By Anita Komuves
BUDAPEST (Reuters) -U.S.-funded Radio Free Europe/Radio Liberty (RFE/RL) will shut down in Hungary on Friday, it said, ending a five-year run of a media service that a U.S. official said had damaged President Donald Trump’s foreign policy in a key ally.
Launched originally in 1950 to broadcast to communist-run countries during the Cold War, RFE/RL still reaches millions in eastern Europe, including Russia and Ukraine, as well as central Asia and the Middle East, aiming to support media freedom.
But the news service has been hit hard by efforts to downsize government under Trump, who counts Hungarian Prime Minister Viktor Orban, a right-wing nationalist, as a close ally in the European Union.
Kari Lake, Trump’s administrator in the U.S. Agency for Global Media that oversees RFE/RL, said this month that taxpayer-funded programming should not be used to “destabilize” Hungary.
In a November 5 letter to Congress, re-posted by Lake on the X social media site, she said funding for RFE/RL would end and that its “programming has undermined President Trump’s foreign policy by opposing the duly elected Prime Minister of Hungary.”
ORBAN’S TIGHTENING GRIP OVER MEDIA
Hungary was one of only three EU member states that RFE/RL operated in, alongside Romania and Bulgaria.
In a statement late on Thursday, RFE/RL said its team had “worked with dedication to provide independent journalism for audiences in Hungary”.
Hungary transitioned to democracy from communism in 1989 like other countries in central Europe that are now EU members. While RFE/RL’s Hungarian service ended in 1993, it was relaunched in 2020 due to what it called “a decline in diverse media voices” there.
Critics have accused Orban of tightening media control during the more than 15 years he has been in power. Public media have come under full government control and several private outlets have been shut or taken over by government-friendly owners. Orban has denied stifling media freedoms.
RFE/RL’s Hungarian service Szabad Európa, an online news site that also produced video reports and podcasts, reported on government efforts in the courts and justice system, and won a 2024 legal battle to gain access to state highway contracts.
TOUGH ELECTION AHEAD
Orban trails the new centre-right opposition party Tisza in polls before an election next year.
The Hungarian leader met Trump at the White House on November 7, where he secured a one-year reprieve from U.S. sanctions on Russian oil and gas on which Hungary relies.
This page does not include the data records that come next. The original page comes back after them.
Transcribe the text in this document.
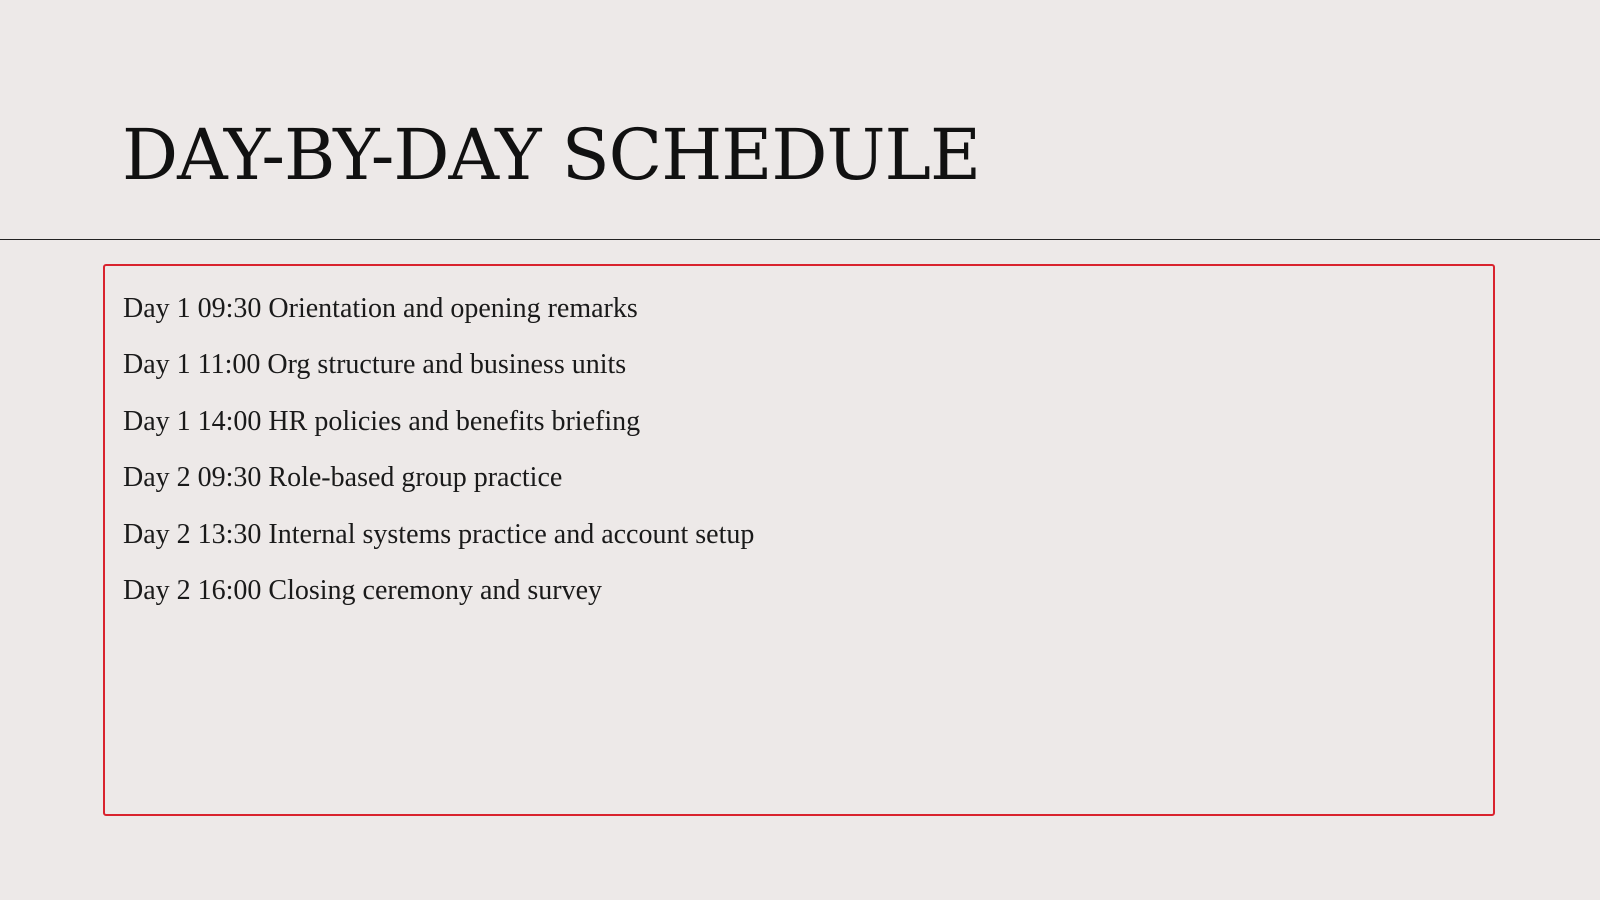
DAY-BY-DAY SCHEDULE
Day 1 09:30 Orientation and opening remarks
Day 1 11:00 Org structure and business units
Day 1 14:00 HR policies and benefits briefing
Day 2 09:30 Role-based group practice
Day 2 13:30 Internal systems practice and account setup
Day 2 16:00 Closing ceremony and survey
Orban was also granted a potential U.S. financial shield as an alternative to EU funding frozen due to Budapest’s disputes with Brussels over issues including corruption, rule of law and press freedom.
“The Globalists are more than welcome to hate our ally Viktor Orban,” Lake posted on X on the day of the meeting.
“What they are not entitled to is the use of YOUR money to destabilize the Hungarian regime via taxpayer-funded programming on Szabad Európa. We’re putting a stop to that.”
The global Reporters Without Borders press freedom group called the RFE/RL shutdown in Hungary a “serious blow to Hungarians’ right to information” before the 2026 election.